Brian Krebs' investigation raises larger questions. If Experian, one of the three main credit bureaus, is susceptible to accidentally selling data to identity thieves, what about all of the other data brokers out there? Brooke gets in touch with Avivah Litan, a fraud and security research analyst at Gartner, to put the Experian data breach into context, and talk about the larger implications of data security for consumers.
Beacon - Late November
BROOKE GLADSTONE: Avivah Litan is a fraud and security analyst at the research firm Gartner. I got in touch with her to ask just how big of a deal this Experian breach is.
AVIVAH LITAN: So this is a very big deal because they have data on all our credit history, all our financial transaction, all our addresses, our utility bills, our telephone bills, so basically our whole financial history.

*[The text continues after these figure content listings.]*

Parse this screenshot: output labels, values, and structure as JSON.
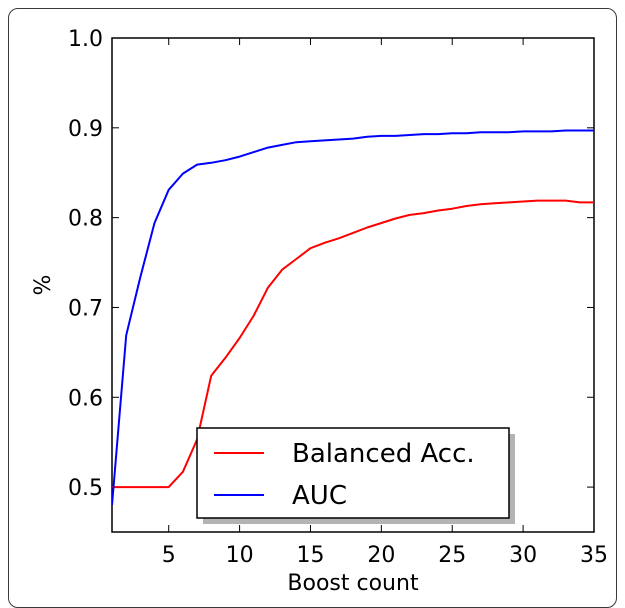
{
  "chart_data": {
    "type": "line",
    "title": "",
    "xlabel": "Boost count",
    "ylabel": "%",
    "xlim": [
      1,
      35
    ],
    "ylim": [
      0.45,
      1.0
    ],
    "xticks": [
      5,
      10,
      15,
      20,
      25,
      30,
      35
    ],
    "xtick_labels": [
      "5",
      "10",
      "15",
      "20",
      "25",
      "30",
      "35"
    ],
    "yticks": [
      0.5,
      0.6,
      0.7,
      0.8,
      0.9,
      1.0
    ],
    "ytick_labels": [
      "0.5",
      "0.6",
      "0.7",
      "0.8",
      "0.9",
      "1.0"
    ],
    "grid": false,
    "legend": "lower-right",
    "series": [
      {
        "name": "Balanced Acc.",
        "color": "#ff0000",
        "x": [
          1,
          2,
          3,
          4,
          5,
          6,
          7,
          8,
          9,
          10,
          11,
          12,
          13,
          14,
          15,
          16,
          17,
          18,
          19,
          20,
          21,
          22,
          23,
          24,
          25,
          26,
          27,
          28,
          29,
          30,
          31,
          32,
          33,
          34,
          35
        ],
        "values": [
          0.5,
          0.5,
          0.5,
          0.5,
          0.5,
          0.517,
          0.553,
          0.624,
          0.644,
          0.666,
          0.691,
          0.722,
          0.742,
          0.754,
          0.766,
          0.772,
          0.777,
          0.783,
          0.789,
          0.794,
          0.799,
          0.803,
          0.805,
          0.808,
          0.81,
          0.813,
          0.815,
          0.816,
          0.817,
          0.818,
          0.819,
          0.819,
          0.819,
          0.817,
          0.817
        ]
      },
      {
        "name": "AUC",
        "color": "#0000ff",
        "x": [
          1,
          2,
          3,
          4,
          5,
          6,
          7,
          8,
          9,
          10,
          11,
          12,
          13,
          14,
          15,
          16,
          17,
          18,
          19,
          20,
          21,
          22,
          23,
          24,
          25,
          26,
          27,
          28,
          29,
          30,
          31,
          32,
          33,
          34,
          35
        ],
        "values": [
          0.48,
          0.669,
          0.734,
          0.794,
          0.831,
          0.849,
          0.859,
          0.861,
          0.864,
          0.868,
          0.873,
          0.878,
          0.881,
          0.884,
          0.885,
          0.886,
          0.887,
          0.888,
          0.89,
          0.891,
          0.891,
          0.892,
          0.893,
          0.893,
          0.894,
          0.894,
          0.895,
          0.895,
          0.895,
          0.896,
          0.896,
          0.896,
          0.897,
          0.897,
          0.897
        ]
      }
    ]
  }
}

BROOKE GLADSTONE: What does the breach show us about the security practices of these large data brokers?
AVIVAH LITAN: We do need a paradigm shift in the way we’re securing consumer data, like a radical change. Right now it’s just patchwork and making do with old systems. And, frankly, even encryption doesn't work anymore. There was a revelation a few weeks ago that the NSA had asked RSA, a security firm, to basically put a backdoor in one of their encryption algorithms, so that the NSA could listen to encrypted communications. So even encrypting information doesn't work anymore against governments, perhaps against criminals, as well.
BROOKE GLADSTONE: But most of us have received, at some point or other, a call from a credit card company saying, did you make this purchase, at least making an effort to follow up on the possibility of breaches and identity theft.
AVIVAH LITAN: Yeah, you raise an excellent point. With credit cards and payments, we needed to bring merchant banks and consumer banks together, and that happened in the form of MasterCard and Visa. They connected all these parties. The credit card industry actually has instituted a lot of good fraud protection controls and also data security controls. The banks don't want to eat the fraud on your credit card. When it comes to identity data, like the data housed by the credit bureaus, there’s no similar private sector mechanism to create these standards and incentives to stop the theft.
BROOKE GLADSTONE: Avivah, let me see if I've got this right. What you're saying is that credit card companies had to eat the consequences of wrongfully-made purchases from people’s stolen credit cards, and so they implemented effective security measures. These kind of measures don't exist when individuals’ identities are stolen. Is it because there's insufficient motivation? If the burden fell on the bank, do you think we’d have better security?
AVIVAH LITAN: A hundred percent. [LAUGHS]
And, and that’s why we have to wake up our government and Congress, who enforce legislation, to make the banks responsible, so that if the mortgage company issues a loan to someone who stole your identity, then that bank should be responsible for issuing that loan. They always try to get the money back from the consumer, so the onus is on the victim to prove themselves innocent. Identity theft is a small portion of load loss to these banks but if the person’s broke, then they eat the loss. So they have reserves for it on their balance sheet, so there’s really no incentive for them to change their ways of doing business.
BROOKE GLADSTONE: So how do we prove we’re innocent?
AVIVAH LITAN: That just takes years of writing to the different credit bureaus, writing to the different banks, trying to clear up your record. There is a whole industry now that's there to help people recover from identity theft. In fact, Experian offers the service. [LAUGHS]
And they sell you monitoring services and remediation services.
BROOKE GLADSTONE: Wow!
AVIVAH LITAN: You know, well this is a case where consumers really does have to step up to the plate. They’ve been talking about for years. They’ve been talking about a federal breach disclosure law, they’ve been talking about identity theft protection, and just nothing’s happened.
BROOKE GLADSTONE: Avivah, thank you very much.
AVIVAH LITAN: Thank you.
BROOKE GLADSTONE: For nothing! [LAUGHS]
AVIVAH LITAN: [LAUGHS] I’m not - I'm really not exaggerating this. Take care.
BROOKE GLADSTONE: Avivah Litan is a fraud and security analyst at Gartner. And here’s a word to the wise, from Experian.
[CLIP/MUSIC UP & UNDER]:
EXPERIAN SPOKESMAN: At any minute, you could be a victim of fraud. Most people don’t even know it. Fraud could mean lower credit scores, higher loan rates, and maybe not getting the car you want.